De ses textes, des gens de la scène ont créé un spectacle où se mêlent voix, musiques, sons, installations mobiles, lettrages… présenté à Avignon et ailleurs. Et aussi des chansons. Un beau succès. C’est qu’on a affaire à une splendide poétesse métaphysico-surréaliste qui rit en écoutant les autres dire ses mots. Elle jubile. On s’attache, on a envie, comme un mathématicien auquel elle a posé une colle vertigineuse, de caresser ses joues pleines, de se faire imprimer par son regard intense qui ne cille pas et en dit long sur son pouvoir d’incorporation de l’autre, et de lui faire des guilis.
Ce film, dernières nouvelles du cosmos, est l’un des plus beaux que j’aie vus. Jubilatoire, enthousiasmant, extraordinaire.

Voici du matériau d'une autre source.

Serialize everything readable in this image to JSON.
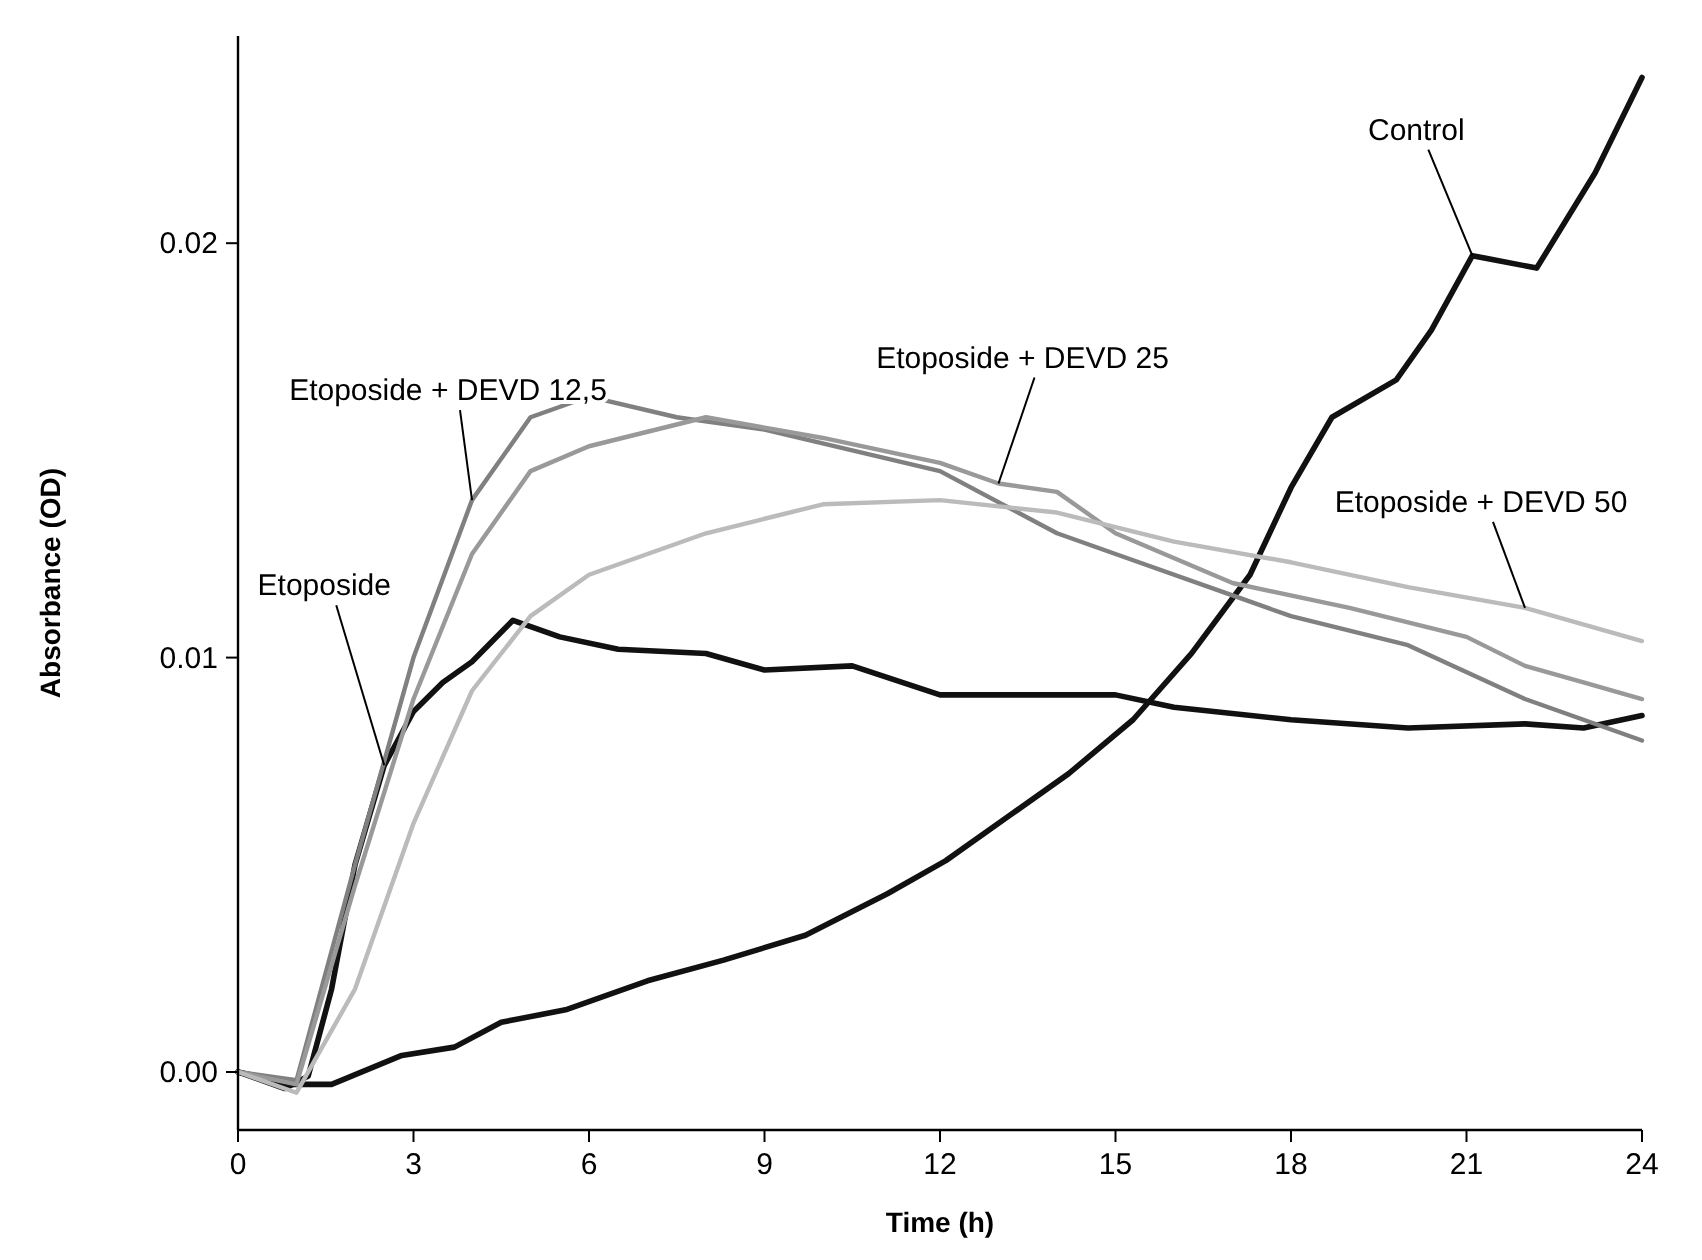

Après, je me suis ruée au BHV pour acheter son livre : Algorithme éponyme.
Son nom d’artiste est Babouillec.
Elle ne fait jamais de fautes d’orthographe.
Le film est de Julie Bertuccelli.
Il se joue dans peu d’endroits. Il va passer à Ivry dès mercredi, au Luxy. Et j’espère ailleurs.
Une pure merveille, vous dis-je.

Algorithme éponyme et autres textes de Babouillec, 2016 aux éditions Payot et Rivages. 140 pages formidables, 15 €.
Dernières nouvelles du cosmos, film de Julie Bertuccelli.